Mom’s a meth head and Dad’s a struggling musician who doesn’t know his 13-year-old daughter exists. So right at the start of Janie Jones, the title character (Abigail Breslin) is screwed. Things get worse when Janie’s mother (Elisabeth Shue), a former groupie, decides to pay a visit to her sperm donor, Ethan (Alessandro Nivola), to introduce him to his kid. He doesn’t remember her. So she flees instead of telling him to fuck off, ditching the girl at her father’s show. She’s gotta get clean and can’t take care of Janie while she does it.

Janie is smart enough to call the cops, but the law strongly advises the denying dad that he best take Janie on tour with him or face unpleasant consequences should a test prove his paternity. Janie, though hesitant, chooses life on the road over a path to a foster home. Cue the odd-couple shenanigans!

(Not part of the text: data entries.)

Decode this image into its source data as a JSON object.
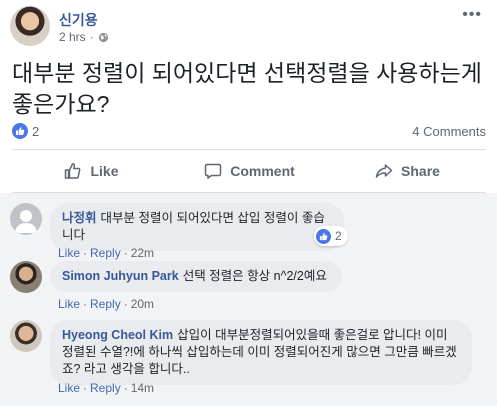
{
  "post": {
    "author": "신기용",
    "time": "2 hrs",
    "text_line1": "대부분 정렬이 되어있다면 선택정렬을 사용하는게",
    "text_line2": "좋은가요?",
    "like_count": "2",
    "comments_count": "4 Comments"
  },
  "actions": {
    "like": "Like",
    "comment": "Comment",
    "share": "Share"
  },
  "comments": [
    {
      "author": "나정휘",
      "text": "대부분 정렬이 되어있다면 삽입 정렬이 좋습니다",
      "like": "Like",
      "reply": "Reply",
      "time": "22m",
      "reaction_count": "2"
    },
    {
      "author": "Simon Juhyun Park",
      "text": "선택 정렬은 항상 n^2/2예요",
      "like": "Like",
      "reply": "Reply",
      "time": "20m"
    },
    {
      "author": "Hyeong Cheol Kim",
      "text_line1": "삽입이 대부분정렬되어있을때 좋은걸로 압니다! 이미",
      "text_line2": "정렬된 수열?!에 하나씩 삽입하는데 이미 정렬되어진게 많으면 그만큼 빠르겠",
      "text_line3": "죠? 라고 생각을 합니다..",
      "like": "Like",
      "reply": "Reply",
      "time": "14m"
    }
  ],
  "colors": {
    "link_blue": "#385898",
    "action_gray": "#606770",
    "like_blue": "#4a76e8",
    "comment_bg": "#f2f3f5",
    "bubble_bg": "#e9ebee"
  }
}
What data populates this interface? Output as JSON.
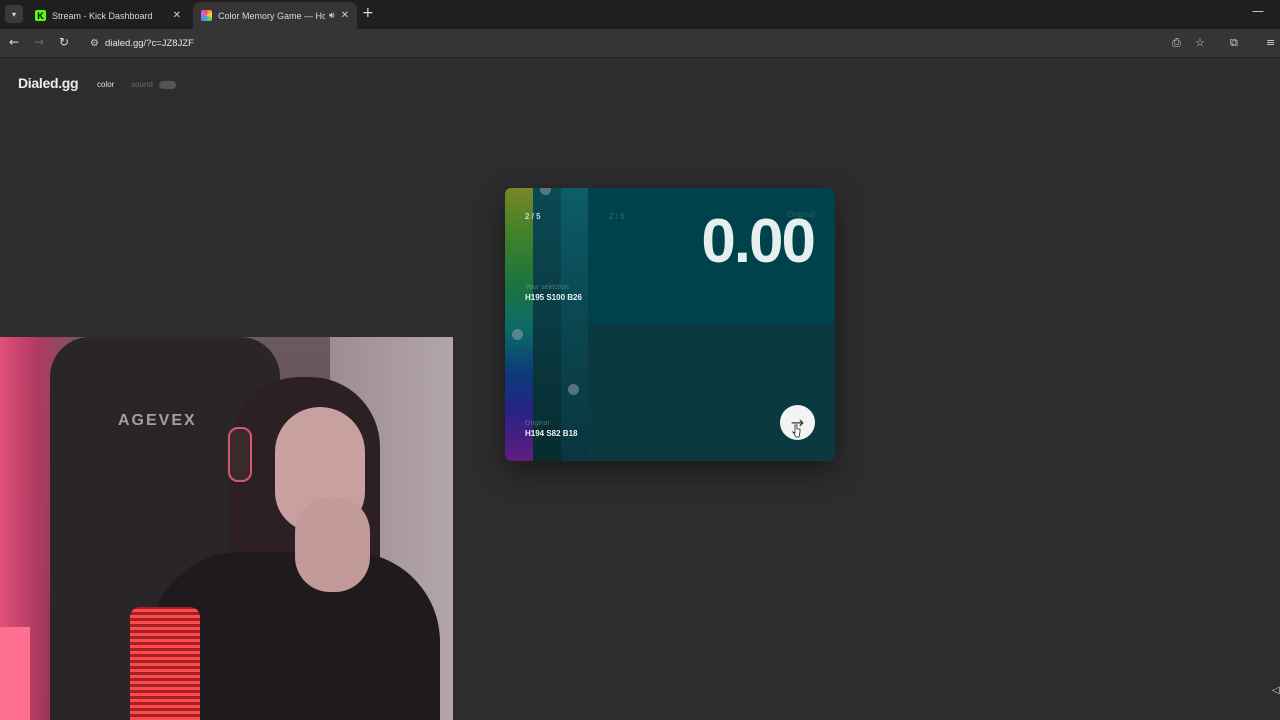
{
  "browser": {
    "tabs": [
      {
        "title": "Stream - Kick Dashboard",
        "favicon": "kick-icon",
        "active": false
      },
      {
        "title": "Color Memory Game — Ho",
        "favicon": "color-wheel-icon",
        "active": true
      }
    ],
    "new_tab_label": "+",
    "url": "dialed.gg/?c=JZ8JZF"
  },
  "header": {
    "logo": "Dialed.gg",
    "modes": {
      "color": "color",
      "sound": "sound"
    }
  },
  "game": {
    "round": "2 / 5",
    "score": "0.00",
    "original_label": "Original",
    "your_selection_label": "Your selection",
    "your_selection_value": "H195 S100 B26",
    "original_value": "H194 S82 B18",
    "next_button_icon": "arrow-right-icon",
    "colors": {
      "selection_swatch": "#00424b",
      "original_swatch": "#0a3a3f"
    }
  },
  "webcam": {
    "chair_brand": "AGEVEX"
  }
}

You don’t need a crystal ball to guess where Janie Jones is headed, and writer-director David M. Rosenthal doesn’t leave any cliché unfulfilled. Ethan, according to several people, is an asshole, a self-described “drunken lout” who gets into physical fights with his band and is into self-destruction in general. He does, however, vacillate between not giving a shit about how Janie sees him and protecting her, with the latter inclination not exactly ringing true. Meanwhile, Janie is forced to grow up and cope—which she does by strumming a guitar and singing to herself. Of course, various people, including Ethan, catch her off-guard while she’s doing this. Gee, the kid’s got talent! Gosh, maybe she really is his daughter! And so on.

The story largely revolves around Ethan’s crumbling tour and the inevitable bonding between father and offspring. The motions get repetitive: How many times is Ethan going to clash with his band or attack his audience? How often do we have to hear that Janie is good? By the time she hushes a rowdy bar crowd by crying, “Leave my dad alone!” and offers up a song of her own, it’s just ludicrous.

Worse than all of that is the music itself. You better like singer-songwriters a whole lot, because not only is Ethan and Janie’s music strummy, sensitive stuff, but the backing soundtrack (courtesy Gemma Hayes and Clem Snide’s Eef Barzelay) is full of gratingly mediocre folky ballads, too. You’ll get in touch with your softer side and want to punch it.

Breslin gives a relatively monochromatic performance, though it’d be difficult to inject much nuance into a character who’s devastated about her abandonment until she’s not—which is about an hour after it happens. Nivola, who has a Sam Rockwell quality, has a see-saw of a role, meanwhile, one that asks him to play the asshole one minute and a caring father the next, then back again. Even if the two never quite mesh as parent and child—which, to give the script credit, is probably intentional—they do eventually convey a natural-feeling comfort with and curiosity about one another that’s the film’s one saving grace. But by the time they settle into the groove you’ve already guessed at, you’ll be too bored to care.